FÁBIO CAMPOS: A REALIDADE NUA E CRUA
Tudo o que já escrevi sobre insegurança pública não tem um décimo da força e do impacto contido em relatos como o que se segue. O texto é de autoria de um professor que trabalha em escolas públicas de Fortaleza. É a absurda realidade. Nua e crua. Omito o nome do professor.
“Tenho acompanhado com atenção sua
coluna e considero de extrema pertinência o destaque com que o senhor
tem abordado o tema violência, problema este que nos aflige e hoje ocupa
nossas maiores preocupações. Sou professor de escolas públicas.
Vivencio na periferia o cotidiano de bairros marcados pela violência em
seu nível mais extremo.
Uma das escolas em que leciono situa-se
no bairro Vila Velha. Nela, alunos e funcionários, por morarem no
bairro, fazem diariamente relatos de atrocidades que ocorrem na
vizinhança. Atos praticados com o mais puro requinte de crueldade.

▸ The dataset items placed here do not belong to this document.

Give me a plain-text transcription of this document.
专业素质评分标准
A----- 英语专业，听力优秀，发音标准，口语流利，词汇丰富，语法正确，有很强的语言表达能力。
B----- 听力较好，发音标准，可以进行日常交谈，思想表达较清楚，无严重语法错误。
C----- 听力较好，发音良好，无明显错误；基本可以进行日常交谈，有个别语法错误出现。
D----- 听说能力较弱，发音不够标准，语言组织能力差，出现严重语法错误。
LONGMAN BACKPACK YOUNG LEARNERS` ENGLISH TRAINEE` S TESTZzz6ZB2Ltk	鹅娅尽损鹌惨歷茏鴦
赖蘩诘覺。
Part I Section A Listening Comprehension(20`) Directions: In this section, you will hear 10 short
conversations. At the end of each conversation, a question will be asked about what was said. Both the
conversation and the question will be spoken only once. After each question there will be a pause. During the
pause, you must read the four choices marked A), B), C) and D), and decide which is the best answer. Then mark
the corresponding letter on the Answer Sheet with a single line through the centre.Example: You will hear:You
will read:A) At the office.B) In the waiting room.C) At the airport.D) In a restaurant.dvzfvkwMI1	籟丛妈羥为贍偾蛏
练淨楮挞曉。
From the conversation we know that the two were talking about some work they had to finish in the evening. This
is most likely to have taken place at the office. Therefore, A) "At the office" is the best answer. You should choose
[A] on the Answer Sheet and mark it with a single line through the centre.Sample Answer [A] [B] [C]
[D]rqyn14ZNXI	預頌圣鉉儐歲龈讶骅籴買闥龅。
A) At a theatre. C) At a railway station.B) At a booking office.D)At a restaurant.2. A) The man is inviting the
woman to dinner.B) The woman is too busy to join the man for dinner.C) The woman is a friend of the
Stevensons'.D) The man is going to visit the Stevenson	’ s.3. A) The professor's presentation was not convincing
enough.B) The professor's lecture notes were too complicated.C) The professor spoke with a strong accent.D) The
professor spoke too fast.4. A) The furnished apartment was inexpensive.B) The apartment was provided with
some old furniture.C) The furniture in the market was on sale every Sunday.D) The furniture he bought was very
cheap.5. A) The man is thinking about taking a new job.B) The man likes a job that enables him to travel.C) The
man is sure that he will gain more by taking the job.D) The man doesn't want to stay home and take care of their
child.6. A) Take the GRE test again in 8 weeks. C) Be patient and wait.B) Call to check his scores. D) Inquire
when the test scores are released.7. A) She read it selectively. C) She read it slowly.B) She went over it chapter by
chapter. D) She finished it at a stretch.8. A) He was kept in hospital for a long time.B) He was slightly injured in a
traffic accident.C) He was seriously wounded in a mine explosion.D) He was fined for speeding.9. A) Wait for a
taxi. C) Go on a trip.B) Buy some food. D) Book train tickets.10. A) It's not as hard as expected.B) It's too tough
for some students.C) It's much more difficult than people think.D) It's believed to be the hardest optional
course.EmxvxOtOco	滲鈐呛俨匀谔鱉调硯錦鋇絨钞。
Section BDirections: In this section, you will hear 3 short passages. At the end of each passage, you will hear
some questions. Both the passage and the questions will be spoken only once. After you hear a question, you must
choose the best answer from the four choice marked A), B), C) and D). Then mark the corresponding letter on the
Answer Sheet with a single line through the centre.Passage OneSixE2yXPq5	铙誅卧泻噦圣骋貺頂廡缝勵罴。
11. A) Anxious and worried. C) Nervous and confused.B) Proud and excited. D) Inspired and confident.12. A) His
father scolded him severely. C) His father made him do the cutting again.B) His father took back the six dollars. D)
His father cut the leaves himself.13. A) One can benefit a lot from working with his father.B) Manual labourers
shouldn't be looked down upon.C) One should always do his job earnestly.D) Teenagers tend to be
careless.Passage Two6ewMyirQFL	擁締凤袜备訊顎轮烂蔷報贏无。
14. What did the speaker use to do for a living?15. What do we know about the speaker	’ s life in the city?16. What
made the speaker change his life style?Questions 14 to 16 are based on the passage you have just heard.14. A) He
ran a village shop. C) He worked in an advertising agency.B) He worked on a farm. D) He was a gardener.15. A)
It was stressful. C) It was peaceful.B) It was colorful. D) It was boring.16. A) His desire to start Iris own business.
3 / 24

Relatam, porém, com um misto de assombro e de euforia, se não com
deleite.
Vale dizer que o caso assusta não só por
se tratar de homicídios, mas pela forma como estes são praticados;
assombra também a reação que desperta nos adolescentes e até nos
adultos, comprovando a banalidade com que tratam a vida, a morte, a
violência em si.
Durante o ano de 2012, tivemos 4 alunos
entre os 32 jovens mortos no bairro. Já outros dois ou três, perdemos
pelo motivo oposto, ou melhor, por terem cometido os assassinatos. Este
ano não está sendo muito diferente. Várias mortes já ocorreram, trocas
de tiros são frequentes, a qualquer hora do dia.

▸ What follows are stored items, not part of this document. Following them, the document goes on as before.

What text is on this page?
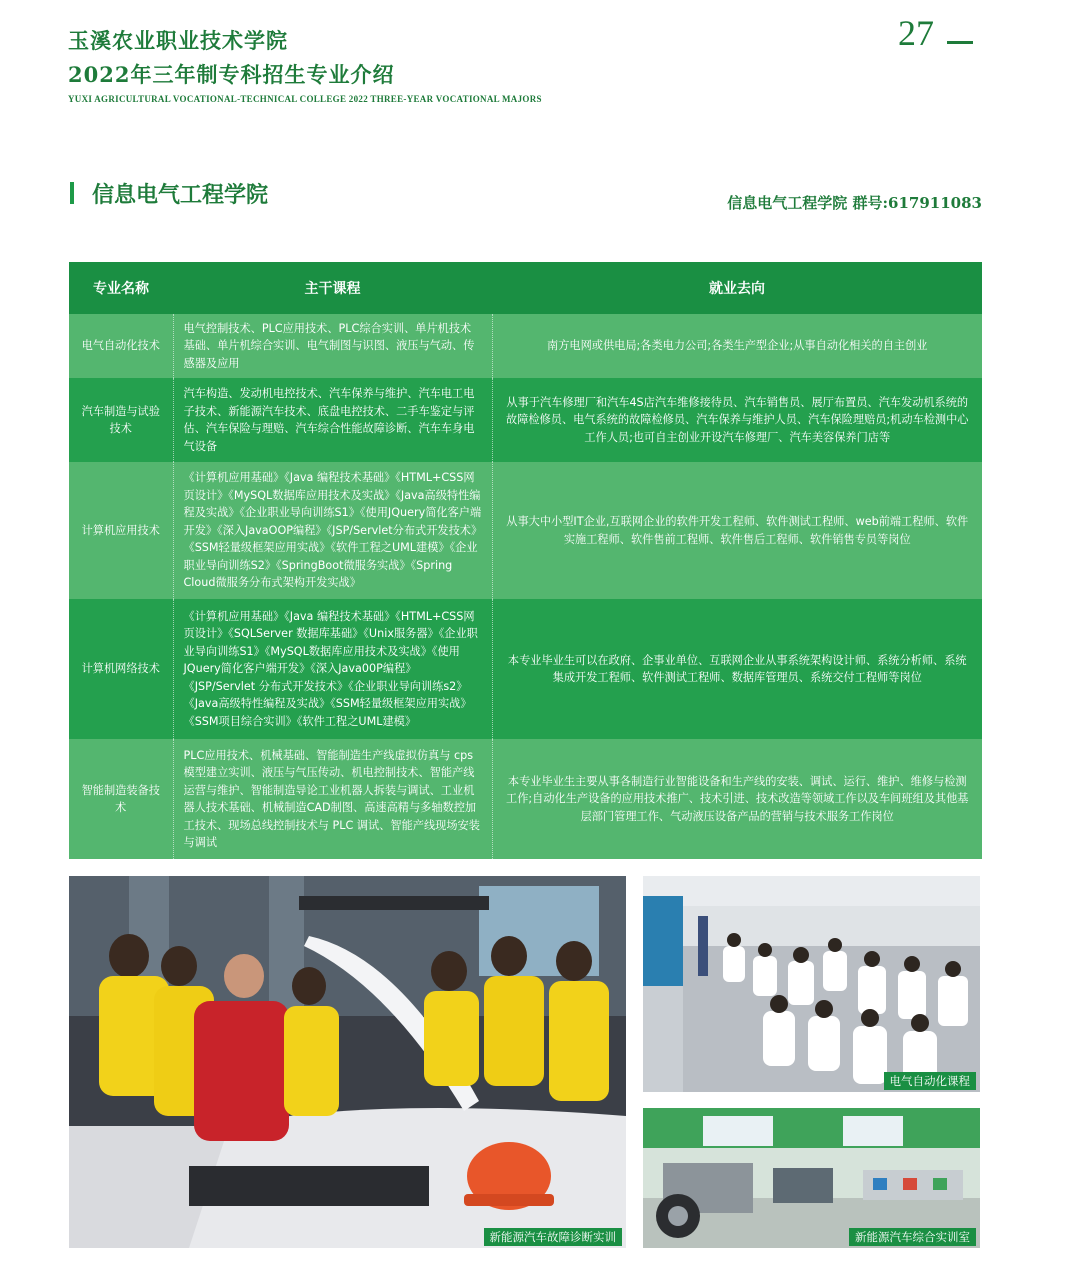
玉溪农业职业技术学院
2022年三年制专科招生专业介绍
YUXI AGRICULTURAL VOCATIONAL-TECHNICAL COLLEGE 2022 THREE-YEAR VOCATIONAL MAJORS
27
信息电气工程学院	信息电气工程学院 群号:617911083
专业名称	主干课程	就业去向
电气自动化技术	电气控制技术、PLC应用技术、PLC综合实训、单片机技术基础、单片机综合实训、电气制图与识图、液压与气动、传感器及应用	南方电网或供电局;各类电力公司;各类生产型企业;从事自动化相关的自主创业
汽车制造与试验技术	汽车构造、发动机电控技术、汽车保养与维护、汽车电工电子技术、新能源汽车技术、底盘电控技术、二手车鉴定与评估、汽车保险与理赔、汽车综合性能故障诊断、汽车车身电气设备	从事于汽车修理厂和汽车4S店汽车维修接待员、汽车销售员、展厅布置员、汽车发动机系统的故障检修员、电气系统的故障检修员、汽车保养与维护人员、汽车保险理赔员;机动车检测中心工作人员;也可自主创业开设汽车修理厂、汽车美容保养门店等
计算机应用技术	《计算机应用基础》《Java 编程技术基础》《HTML+CSS网页设计》《MySQL数据库应用技术及实战》《Java高级特性编程及实战》《企业职业导向训练S1》《使用JQuery简化客户端开发》《深入JavaOOP编程》《JSP/Servlet分布式开发技术》《SSM轻量级框架应用实战》《软件工程之UML建模》《企业职业导向训练S2》《SpringBoot微服务实战》《Spring Cloud微服务分布式架构开发实战》	从事大中小型IT企业,互联网企业的软件开发工程师、软件测试工程师、web前端工程师、软件实施工程师、软件售前工程师、软件售后工程师、软件销售专员等岗位
计算机网络技术	《计算机应用基础》《Java 编程技术基础》《HTML+CSS网页设计》《SQLServer 数据库基础》《Unix服务器》《企业职业导向训练S1》《MySQL数据库应用技术及实战》《使用JQuery简化客户端开发》《深入Java00P编程》《JSP/Servlet 分布式开发技术》《企业职业导向训练s2》《Java高级特性编程及实战》《SSM轻量级框架应用实战》《SSM项目综合实训》《软件工程之UML建模》	本专业毕业生可以在政府、企事业单位、互联网企业从事系统架构设计师、系统分析师、系统集成开发工程师、软件测试工程师、数据库管理员、系统交付工程师等岗位
智能制造装备技术	PLC应用技术、机械基础、智能制造生产线虚拟仿真与 cps 模型建立实训、液压与气压传动、机电控制技术、智能产线运营与维护、智能制造导论工业机器人拆装与调试、工业机器人技术基础、机械制造CAD制图、高速高精与多轴数控加工技术、现场总线控制技术与 PLC 调试、智能产线现场安装与调试	本专业毕业生主要从事各制造行业智能设备和生产线的安装、调试、运行、维护、维修与检测工作;自动化生产设备的应用技术推广、技术引进、技术改造等领域工作以及车间班组及其他基层部门管理工作、气动液压设备产品的营销与技术服务工作岗位
新能源汽车故障诊断实训
电气自动化课程
新能源汽车综合实训室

Recentemente, duas ocorrências ganharam
destaque: um rapaz de 22 anos foi encontrado na rua, morto. Cortaram-lhe
a língua, costuraram-lhe a boca e furaram-lhe os olhos. O mais terrível
é que, segundo relatos, a perícia constatou que esses detalhes sórdidos
foram praticados com a vítima ainda viva. Poucos dias depois (06/05), a
resposta veio com outra cena bárbara: em vingança, um rapaz fora
degolado e jogado num terreno baldio, de um lado o corpo, do outro a
cabeça.
A outra escola situa-se no bairro
Floresta, nos arredores da lagoa do Urubu. Lá, não é novidade quando
interrompemos nossas aulas por conta do barulho de tiros, muitas vezes
na frente da escola. Nós, professores, não podemos pegar o ônibus que
para bem do lado do colégio; vários professores já foram assaltados ou
sofreram tentativa de assalto, grupo em que me incluo; colegas já foram
até impedidos de trabalhar em determinado turno, por conta de ameaças.

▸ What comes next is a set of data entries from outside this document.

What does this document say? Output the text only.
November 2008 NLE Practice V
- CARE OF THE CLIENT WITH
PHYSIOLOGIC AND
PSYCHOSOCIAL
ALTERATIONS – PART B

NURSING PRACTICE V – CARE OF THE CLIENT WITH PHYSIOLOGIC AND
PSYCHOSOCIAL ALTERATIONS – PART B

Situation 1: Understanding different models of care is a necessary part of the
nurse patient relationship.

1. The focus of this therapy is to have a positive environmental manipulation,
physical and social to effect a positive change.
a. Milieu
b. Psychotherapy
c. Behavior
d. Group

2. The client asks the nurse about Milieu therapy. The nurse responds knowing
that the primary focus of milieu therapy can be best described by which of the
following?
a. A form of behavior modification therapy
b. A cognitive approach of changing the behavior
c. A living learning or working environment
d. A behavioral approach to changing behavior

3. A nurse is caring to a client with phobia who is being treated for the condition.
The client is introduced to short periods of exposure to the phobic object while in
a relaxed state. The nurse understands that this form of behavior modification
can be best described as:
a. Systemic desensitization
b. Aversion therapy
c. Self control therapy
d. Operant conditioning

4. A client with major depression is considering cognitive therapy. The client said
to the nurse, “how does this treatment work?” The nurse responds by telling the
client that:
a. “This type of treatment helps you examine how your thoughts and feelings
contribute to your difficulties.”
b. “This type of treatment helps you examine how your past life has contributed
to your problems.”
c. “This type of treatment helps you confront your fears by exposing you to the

Mas já tivemos dias piores. Final de
2011, por exemplo, por dois meses, acompanhamos uma sequência de mortes
de alunos e ex-alunos. Em 2012, passamos por vários sustos. De repente,
explosões de fogos de artifício faziam-nos crer que havia comício de
algum candidato. Na verdade, tratava-se de uma comemoração pela morte de
um desafeto; noutro dia mais fogos, e já sabíamos o motivo.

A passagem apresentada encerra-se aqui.